I pointed a finger at Grimm and mouthed, You owe me. He nodded and bowed over clasped hands. Best I was going to do at holding him to his word considering the shape I was in. Not like I was going to be able to grab him and give him a shake to make a point that I meant business and I expected him to pay up.

I pushed my way through the thinning crowd to the body of the dead goblin king—which now was back to his original size with super tiny balls—and found my second knife, scooped it up and cleaned it off on my pants.

A knife that Crash had made for me.

Emotions I did not like swirled up and through me as I made my way out of the slowly dissolving arena. Bridgette did not come with me.

The fake Vegas Strip reappeared, and I walked down it, limping, struggling to get enough breath. I was not going to be heartbroken over a man who’d offered me nothing, a man who had not promised me a single thing. Any heartbreak was on me. We’d had nothing more than a friendship with some benefits. The rest had been in my imagination.

I half thought Crash would follow and tell me it was okay, that we’d talk later. But he didn’t show, and the walk of shame was . . . well, it was shameful. It hurt in more ways than the obvious limping hurt and the crush of my ribs.

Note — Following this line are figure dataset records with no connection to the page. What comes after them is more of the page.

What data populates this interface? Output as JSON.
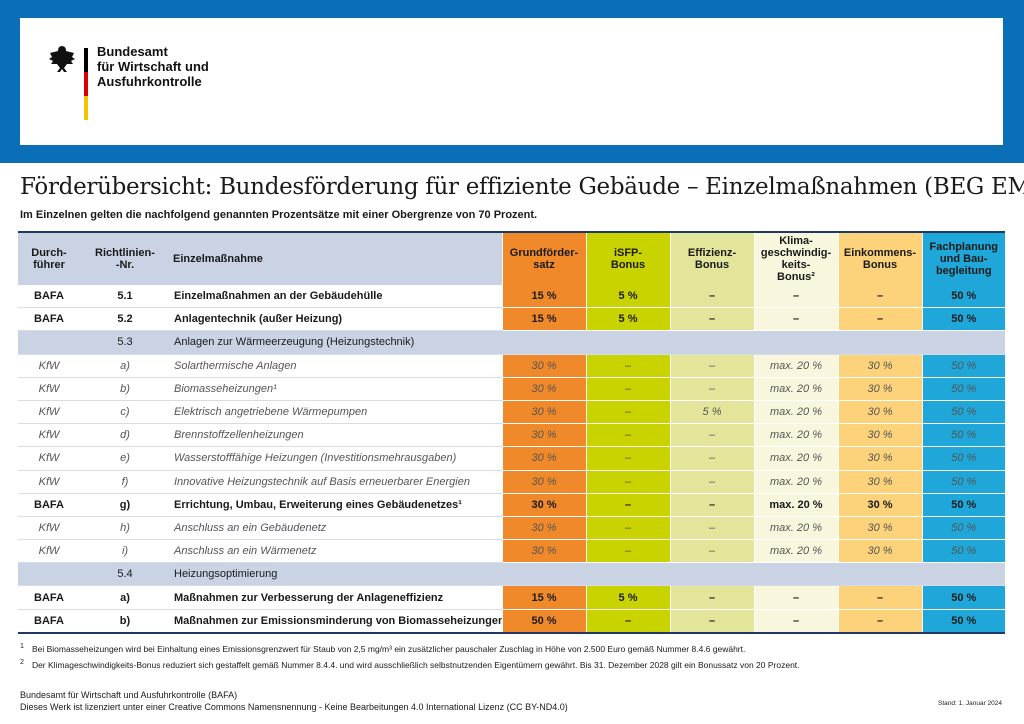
{
  "logo": {
    "text": "Bundesamt\nfür Wirtschaft und\nAusfuhrkontrolle"
  },
  "header": {
    "title": "Förderübersicht: Bundesförderung für effiziente Gebäude – Einzelmaßnahmen (BEG EM)",
    "subtitle": "Im Einzelnen gelten die nachfolgend genannten Prozentsätze mit einer Obergrenze von 70 Prozent."
  },
  "table": {
    "column_colors": [
      "#c9d3e4",
      "#c9d3e4",
      "#c9d3e4",
      "#f0892a",
      "#c9d300",
      "#e3e69a",
      "#f8f6dc",
      "#fcd27a",
      "#1ea7d8"
    ],
    "columns": [
      "Durch-\nführer",
      "Richtlinien-\n-Nr.",
      "Einzelmaßnahme",
      "Grundförder-\nsatz",
      "iSFP-\nBonus",
      "Effizienz-\nBonus",
      "Klima-\ngeschwindig-\nkeits-\nBonus²",
      "Einkommens-\nBonus",
      "Fachplanung\nund Bau-\nbegleitung"
    ],
    "rows": [
      {
        "emphasis": "bold",
        "cells": [
          "BAFA",
          "5.1",
          "Einzelmaßnahmen an der Gebäudehülle",
          "15 %",
          "5 %",
          "–",
          "–",
          "–",
          "50 %"
        ]
      },
      {
        "emphasis": "bold",
        "cells": [
          "BAFA",
          "5.2",
          "Anlagentechnik (außer Heizung)",
          "15 %",
          "5 %",
          "–",
          "–",
          "–",
          "50 %"
        ]
      },
      {
        "number": "5.3",
        "label": "Anlagen zur Wärmeerzeugung (Heizungstechnik)"
      },
      {
        "emphasis": "italic",
        "cells": [
          "KfW",
          "a)",
          "Solarthermische Anlagen",
          "30 %",
          "–",
          "–",
          "max. 20 %",
          "30 %",
          "50 %"
        ]
      },
      {
        "emphasis": "italic",
        "cells": [
          "KfW",
          "b)",
          "Biomasseheizungen¹",
          "30 %",
          "–",
          "–",
          "max. 20 %",
          "30 %",
          "50 %"
        ]
      },
      {
        "emphasis": "italic",
        "cells": [
          "KfW",
          "c)",
          "Elektrisch angetriebene Wärmepumpen",
          "30 %",
          "–",
          "5 %",
          "max. 20 %",
          "30 %",
          "50 %"
        ]
      },
      {
        "emphasis": "italic",
        "cells": [
          "KfW",
          "d)",
          "Brennstoffzellenheizungen",
          "30 %",
          "–",
          "–",
          "max. 20 %",
          "30 %",
          "50 %"
        ]
      },
      {
        "emphasis": "italic",
        "cells": [
          "KfW",
          "e)",
          "Wasserstofffähige Heizungen (Investitionsmehrausgaben)",
          "30 %",
          "–",
          "–",
          "max. 20 %",
          "30 %",
          "50 %"
        ]
      },
      {
        "emphasis": "italic",
        "cells": [
          "KfW",
          "f)",
          "Innovative Heizungstechnik auf Basis erneuerbarer Energien",
          "30 %",
          "–",
          "–",
          "max. 20 %",
          "30 %",
          "50 %"
        ]
      },
      {
        "emphasis": "bold",
        "cells": [
          "BAFA",
          "g)",
          "Errichtung, Umbau, Erweiterung eines Gebäudenetzes¹",
          "30 %",
          "–",
          "–",
          "max. 20 %",
          "30 %",
          "50 %"
        ]
      },
      {
        "emphasis": "italic",
        "cells": [
          "KfW",
          "h)",
          "Anschluss an ein Gebäudenetz",
          "30 %",
          "–",
          "–",
          "max. 20 %",
          "30 %",
          "50 %"
        ]
      },
      {
        "emphasis": "italic",
        "cells": [
          "KfW",
          "i)",
          "Anschluss an ein Wärmenetz",
          "30 %",
          "–",
          "–",
          "max. 20 %",
          "30 %",
          "50 %"
        ]
      },
      {
        "number": "5.4",
        "label": "Heizungsoptimierung"
      },
      {
        "emphasis": "bold",
        "cells": [
          "BAFA",
          "a)",
          "Maßnahmen zur Verbesserung der Anlageneffizienz",
          "15 %",
          "5 %",
          "–",
          "–",
          "–",
          "50 %"
        ]
      },
      {
        "emphasis": "bold",
        "cells": [
          "BAFA",
          "b)",
          "Maßnahmen zur Emissionsminderung von Biomasseheizungen",
          "50 %",
          "–",
          "–",
          "–",
          "–",
          "50 %"
        ]
      }
    ]
  },
  "footnotes": [
    {
      "marker": "1",
      "text": "Bei Biomasseheizungen wird bei Einhaltung eines Emissionsgrenzwert für Staub von 2,5 mg/m³ ein zusätzlicher pauschaler Zuschlag in Höhe von 2.500 Euro gemäß Nummer 8.4.6 gewährt."
    },
    {
      "marker": "2",
      "text": "Der Klimageschwindigkeits-Bonus reduziert sich gestaffelt gemäß Nummer 8.4.4. und wird ausschließlich selbstnutzenden Eigentümern gewährt. Bis 31. Dezember 2028 gilt ein Bonussatz von 20 Prozent."
    }
  ],
  "footer": {
    "lines": [
      "Bundesamt für Wirtschaft und Ausfuhrkontrolle (BAFA)",
      "Dieses Werk ist lizenziert unter einer Creative Commons Namensnennung - Keine Bearbeitungen 4.0 International Lizenz (CC BY-ND4.0)"
    ],
    "date": "Stand: 1. Januar 2024"
  }
}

Robert swayed alongside me. “I wish you were really here, Robert. I could use a shoulder to cry on.”

“Friend,” he whispered to me, and slid his hand into mine. I held onto his bones for all I was worth.

“Yeah, you’re a good friend.”

We made it back to Skel without an issue, and Eric, Suzy, Feish, and Kinkly were all there waiting.

My lower lip trembled. I tried so hard to not cry when I saw them alive and well, but it wasn’t going to happen. Their arms circled around me.

“We got you, Bree,” Suzy whispered. “You don’t always have to be the strong one. Give us a turn.”

And for the first time since I’d come back to Savannah, I let them do just that.

26

We arrived at the house that had belonged to my gran, and for the first time, I saw it for what it really was.